Here we go loopdy loo

So, it was an hour before I was supposed to go see the Tiny Kitchen House followed by the House With the Pool and Fucked Up Bedrooms.  I got a call from my real estate agent, Elizabeth, the most patient and supportive woman in New Jersey.

“I just got a text from the agent for the Great House That Needs Work,” she said.  Well, not exactly like that.  She actually said the address, but I’m not giving addresses here because someday we may actually get one of the houses and then everyone would know my address and could come stalk me.

“Oh?”

“It looks like the other buyers are falling through and she wants to know if you’re still interested.”

Neither Elizabeth nor I knew exactly what that meant, so we went ahead and saw the other two houses, after she had texted the agent for the Great House That Needs Work to say that, hell yes, we were still interested.  We spent a looooong time looking at those two houses, and I left with no better idea of what I wanted than I had before I went in.

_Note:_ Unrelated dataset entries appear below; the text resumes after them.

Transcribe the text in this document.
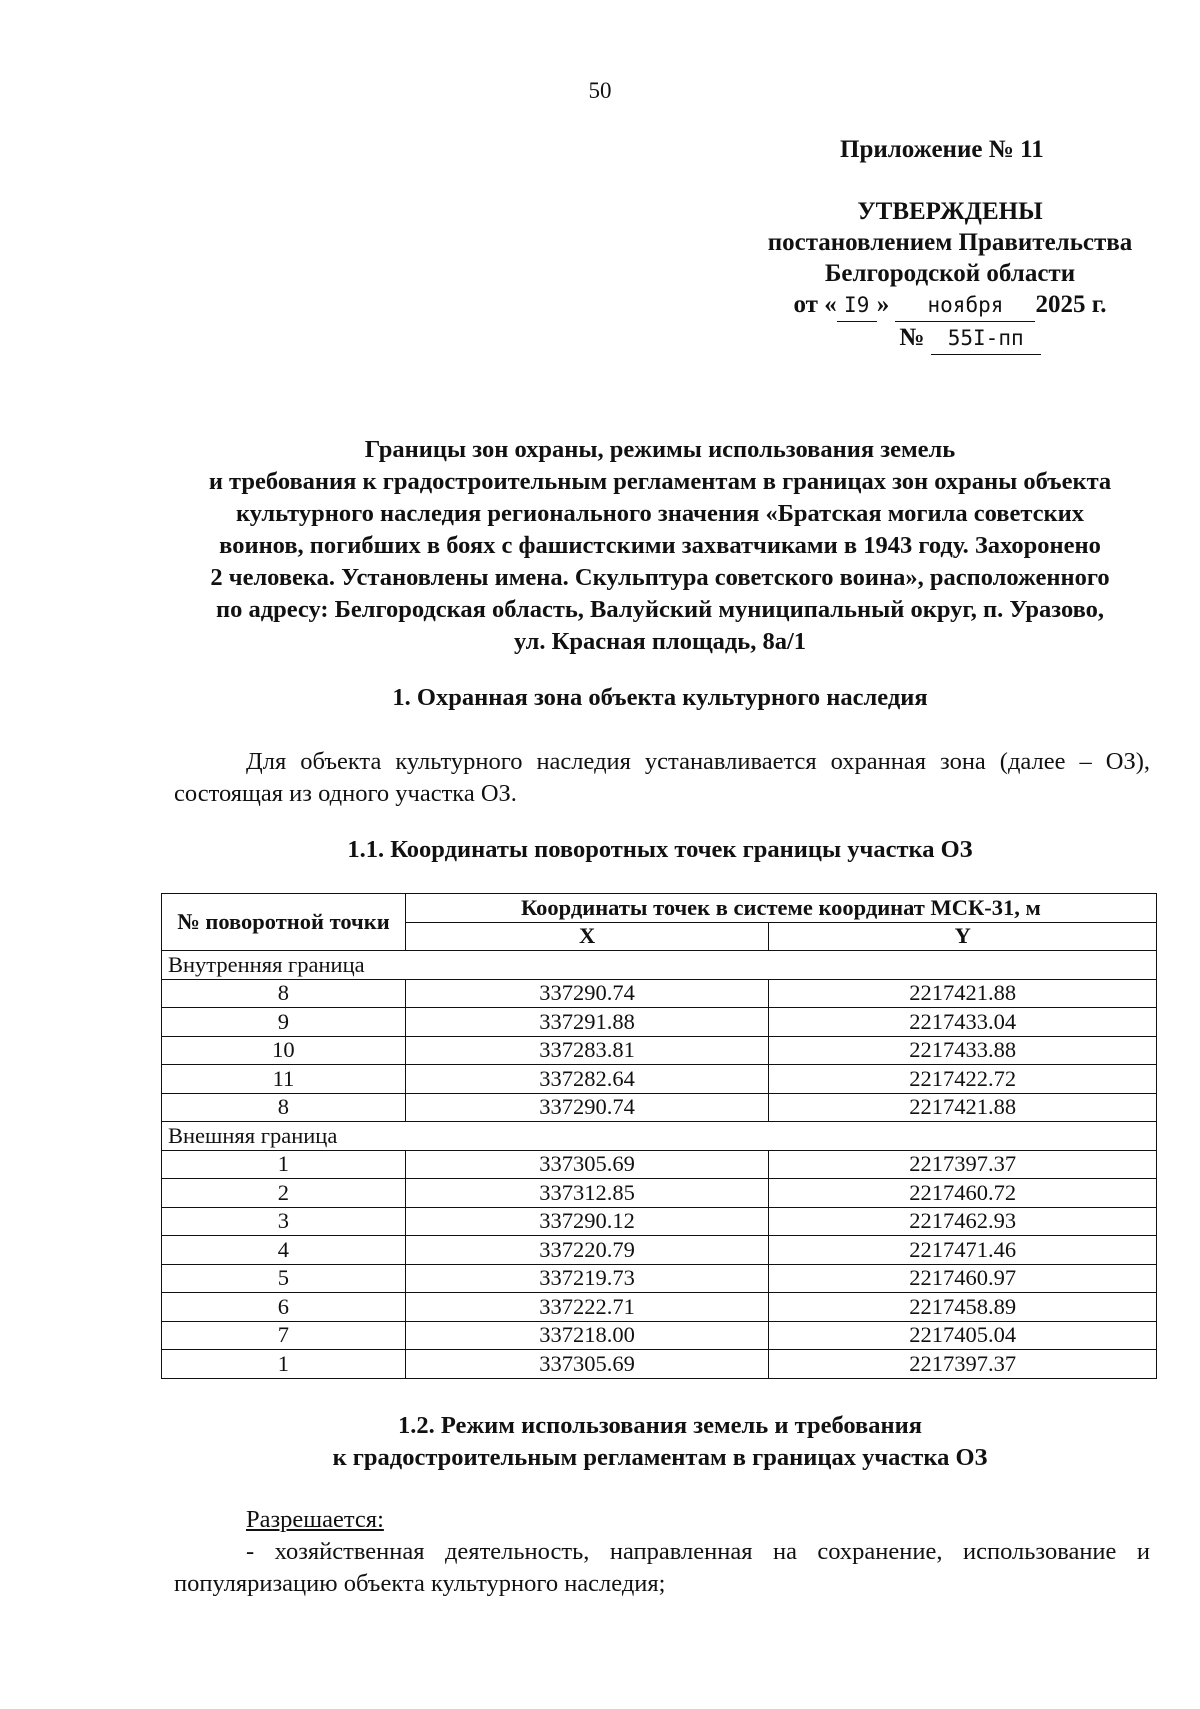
50
Приложение № 11
УТВЕРЖДЕНЫ
постановлением Правительства
Белгородской области
от « I9 » ноября 2025 г.
№ 55I-пп
Границы зон охраны, режимы использования земель
и требования к градостроительным регламентам в границах зон охраны объекта
культурного наследия регионального значения «Братская могила советских
воинов, погибших в боях с фашистскими захватчиками в 1943 году. Захоронено
2 человека. Установлены имена. Скульптура советского воина», расположенного
по адресу: Белгородская область, Валуйский муниципальный округ, п. Уразово,
ул. Красная площадь, 8а/1
1. Охранная зона объекта культурного наследия
Для объекта культурного наследия устанавливается охранная зона (далее – ОЗ), состоящая из одного участка ОЗ.
1.1. Координаты поворотных точек границы участка ОЗ
№ поворотной точки	Координаты точек в системе координат МСК-31, м	
	X	Y
Внутренняя граница		
8	337290.74	2217421.88
9	337291.88	2217433.04
10	337283.81	2217433.88
11	337282.64	2217422.72
8	337290.74	2217421.88
Внешняя граница		
1	337305.69	2217397.37
2	337312.85	2217460.72
3	337290.12	2217462.93
4	337220.79	2217471.46
5	337219.73	2217460.97
6	337222.71	2217458.89
7	337218.00	2217405.04
1	337305.69	2217397.37
1.2. Режим использования земель и требования
к градостроительным регламентам в границах участка ОЗ
Разрешается:
- хозяйственная деятельность, направленная на сохранение, использование и популяризацию объекта культурного наследия;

No matter – that evening the owners of the Great House decided they would accept our offer, as the other had fallen through.

So, they’ve signed it.  We’ve signed it.  In New Jersey, that means we are under attorney review, which is a fancy way of saying we blow a few hundred bucks on each side in lawyer’s fees before we are officially under contract.

The sellers have disclosed knob and tube wiring, which they are fixing in advance of the sale.  They have also disclosed an underground oil tank, which we are paying to have them remove prior to closing.  So, two big hurdles are already checked off.

Who knows?  We may actually get to closing on this house.  It has to happen someday, right?

I just wouldn’t go shopping for our housewarming present yet if I were you.